Bombycilla cedrorum, the cedar waxwing, is a medium-small songbird of the family Bombycillidae, distributed across North America. Adults are 14 to 17 cm long with a wingspan of 22 to 30 cm and weigh 30 to 35 g. Plumage is silky cinnamon-brown above shading to soft pale yellow underparts, with a black mask, jaunty crest, yellow tail-tip band, and bright red wax-like secondary tips. The IUCN lists the species as Least Concern. Cedar waxwings are highly nomadic and travel in tight flocks tracking ripe fruit crops.

Quick facts

Habitat
Open woodland, woodland edges, orchards, hedgerows, and suburban parks with fruit trees. The species follows fruit crops more than fixed habitat boundaries.
Range
Across most of North America from southern Canada south through the contiguous United States. Winter range extends through Mexico and Central America to northern South America. Both nomadic and migratory; movements are erratic and tied to fruit crop availability.
Size
14–17 cm body · 22–30 cm wingspan · 30–35 g
Plumage
Both sexes show a silky cinnamon-brown head, breast, and back shading to soft pale yellow on the belly, a sharp black mask through the eye, a pointed crest, and a yellow band at the tip of the grey tail. The signature feature — the bright red waxy tips on the secondary feathers — is present on most adults but variable, and may have aged-male signalling functions.
Song
A high, thin, lisping 'see-see-see' or 'tsree-tsree-tsree', often delivered by flocks in flight. The species has no loud territorial song; the high lisping flock call is by far the most heard vocalization.
Migration
Highly nomadic. Movements track fruit crop availability rather than calendar; flocks may winter in any area with abundant berries.
Conservation
Least Concern (LC)

Overview

Bombycilla cedrorum is one of three Bombycilla waxwings worldwide (with the larger Bohemian waxwing B. garrulus and the Japanese waxwing B. japonica). The family is small and morphologically distinctive — silky plumage, sleek crested heads, and the unique waxy red secondary tips. The species is the smallest of the three waxwings and is the most numerous waxwing in North America.

Distribution

The breeding range covers most of forested North America from southern Canada south to the central United States. Wintering birds reach the Gulf Coast, Mexico, and northern South America. Movements are nomadic — flocks track fruit availability rather than fixed migration routes — so winter occurrence in any given area varies enormously between years.

Behaviour

Cedar waxwings are intensely social. Flocks of dozens to hundreds move together through forests and orchards stripping ripe fruit; the famous 'fruit-passing' behaviour at the centre of a flock — birds passing berries down a row of perched neighbours — has been recorded since the nineteenth century. Pairs sometimes engage in mutual fruit-passing during courtship. Mass intoxication of cedar waxwings on fermented overripe berries is documented annually somewhere in the range.
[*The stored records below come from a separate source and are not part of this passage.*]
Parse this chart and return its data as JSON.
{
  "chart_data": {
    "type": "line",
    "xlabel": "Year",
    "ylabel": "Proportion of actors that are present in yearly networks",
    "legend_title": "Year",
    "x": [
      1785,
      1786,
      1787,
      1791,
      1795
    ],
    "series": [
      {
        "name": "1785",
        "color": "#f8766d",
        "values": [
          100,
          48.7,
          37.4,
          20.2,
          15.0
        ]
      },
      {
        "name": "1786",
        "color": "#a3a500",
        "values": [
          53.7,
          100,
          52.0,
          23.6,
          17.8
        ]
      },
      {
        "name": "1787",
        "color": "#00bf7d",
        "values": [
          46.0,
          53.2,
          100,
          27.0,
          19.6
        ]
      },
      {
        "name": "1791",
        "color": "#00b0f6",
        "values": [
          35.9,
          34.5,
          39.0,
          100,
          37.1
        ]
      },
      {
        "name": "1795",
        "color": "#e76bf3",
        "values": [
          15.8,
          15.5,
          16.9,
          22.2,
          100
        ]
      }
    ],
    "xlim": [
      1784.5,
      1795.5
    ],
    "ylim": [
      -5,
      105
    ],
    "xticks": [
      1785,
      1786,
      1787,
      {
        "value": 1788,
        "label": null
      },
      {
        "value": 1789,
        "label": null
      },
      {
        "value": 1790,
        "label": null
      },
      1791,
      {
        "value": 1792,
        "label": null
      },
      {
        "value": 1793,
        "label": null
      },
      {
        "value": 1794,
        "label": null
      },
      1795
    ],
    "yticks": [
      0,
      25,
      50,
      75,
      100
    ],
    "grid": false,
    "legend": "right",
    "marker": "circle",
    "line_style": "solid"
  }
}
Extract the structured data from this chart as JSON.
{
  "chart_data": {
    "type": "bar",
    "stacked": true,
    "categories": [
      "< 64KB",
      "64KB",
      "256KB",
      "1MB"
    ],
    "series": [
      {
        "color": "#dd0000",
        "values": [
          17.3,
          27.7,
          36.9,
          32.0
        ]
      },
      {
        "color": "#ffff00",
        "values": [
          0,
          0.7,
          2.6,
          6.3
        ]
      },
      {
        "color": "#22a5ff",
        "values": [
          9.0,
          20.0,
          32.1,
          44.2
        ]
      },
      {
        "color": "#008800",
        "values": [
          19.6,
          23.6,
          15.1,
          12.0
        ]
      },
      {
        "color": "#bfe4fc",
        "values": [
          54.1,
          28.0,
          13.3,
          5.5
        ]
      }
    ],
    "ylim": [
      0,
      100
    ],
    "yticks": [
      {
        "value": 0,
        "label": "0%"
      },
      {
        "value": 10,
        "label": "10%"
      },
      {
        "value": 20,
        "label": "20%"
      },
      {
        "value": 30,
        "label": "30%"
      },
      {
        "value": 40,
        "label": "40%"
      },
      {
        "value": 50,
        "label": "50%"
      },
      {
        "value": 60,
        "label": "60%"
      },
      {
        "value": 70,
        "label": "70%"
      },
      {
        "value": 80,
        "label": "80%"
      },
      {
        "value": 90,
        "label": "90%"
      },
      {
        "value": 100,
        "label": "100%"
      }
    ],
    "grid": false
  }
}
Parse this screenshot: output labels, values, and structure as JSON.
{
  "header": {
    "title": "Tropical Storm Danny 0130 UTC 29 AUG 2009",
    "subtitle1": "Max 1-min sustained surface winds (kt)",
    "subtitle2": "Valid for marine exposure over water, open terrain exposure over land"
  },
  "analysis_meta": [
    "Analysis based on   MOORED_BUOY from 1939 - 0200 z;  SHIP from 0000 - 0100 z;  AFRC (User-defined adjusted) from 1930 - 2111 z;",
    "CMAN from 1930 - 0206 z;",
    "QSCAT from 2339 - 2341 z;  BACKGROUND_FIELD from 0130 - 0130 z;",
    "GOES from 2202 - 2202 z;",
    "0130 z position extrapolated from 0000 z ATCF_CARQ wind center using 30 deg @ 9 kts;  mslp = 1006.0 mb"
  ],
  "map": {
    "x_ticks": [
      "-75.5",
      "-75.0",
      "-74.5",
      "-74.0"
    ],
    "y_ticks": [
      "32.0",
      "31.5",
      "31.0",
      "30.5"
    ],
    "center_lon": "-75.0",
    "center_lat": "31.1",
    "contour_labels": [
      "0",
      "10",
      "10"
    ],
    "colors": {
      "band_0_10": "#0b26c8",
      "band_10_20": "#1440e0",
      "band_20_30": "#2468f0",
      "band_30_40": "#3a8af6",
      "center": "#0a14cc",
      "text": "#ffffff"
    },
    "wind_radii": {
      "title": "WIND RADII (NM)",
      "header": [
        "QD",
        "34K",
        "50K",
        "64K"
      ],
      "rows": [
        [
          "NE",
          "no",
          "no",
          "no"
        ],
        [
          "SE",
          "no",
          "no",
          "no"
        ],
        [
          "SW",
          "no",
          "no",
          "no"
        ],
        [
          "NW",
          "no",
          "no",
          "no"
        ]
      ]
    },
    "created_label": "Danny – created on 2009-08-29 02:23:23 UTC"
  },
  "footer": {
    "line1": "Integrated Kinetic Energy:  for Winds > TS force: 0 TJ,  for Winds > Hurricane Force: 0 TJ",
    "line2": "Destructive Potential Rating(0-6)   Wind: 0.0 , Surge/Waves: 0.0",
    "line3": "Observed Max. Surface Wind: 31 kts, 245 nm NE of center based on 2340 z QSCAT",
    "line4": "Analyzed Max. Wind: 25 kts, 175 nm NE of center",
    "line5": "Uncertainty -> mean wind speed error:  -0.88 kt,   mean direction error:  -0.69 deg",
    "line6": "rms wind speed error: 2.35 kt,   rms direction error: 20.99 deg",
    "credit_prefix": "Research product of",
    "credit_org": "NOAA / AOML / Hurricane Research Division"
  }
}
Sources & further reading (2)
  1. iucn-red-list — accessed 2026-04-29
  2. encyclopedia — accessed 2026-04-29

Frequently asked questions

What are the red 'wax tips' on the wings?

The red waxy droplets on the secondary feather tips are flattened extensions of the feather shaft pigmented with carotenoid-derived astaxanthin. The number and intensity of the tips vary among individuals and may signal age and condition — older waxwings carry more and brighter wax tips, and pair-bonded birds tend to be matched in tip count. The biological function of the wax tips remains under study.

Why do cedar waxwings sometimes get drunk?

Cedar waxwings feed heavily on fruit, and overripe winter berries can ferment into low-percentage alcohol. Flocks consuming large quantities of fermented berries — most often after a freeze-thaw cycle on mountain ash or hawthorn crops — show clear ataxia, fly into windows, and occasionally die. Mass cedar-waxwing intoxication is documented annually somewhere in the species' range and is a fairly common cause of localized waxwing die-offs.

Why are cedar waxwings such nomads?

The species' near-total reliance on fruit means populations track fruit crops rather than calendar dates. Where mountain ash, hawthorn, juniper, or other key crops are abundant, flocks settle for weeks; where crops fail, flocks move on. Wintering occurrences in any given area therefore vary enormously between years, and individual waxwings ringed in one location may not return the following year.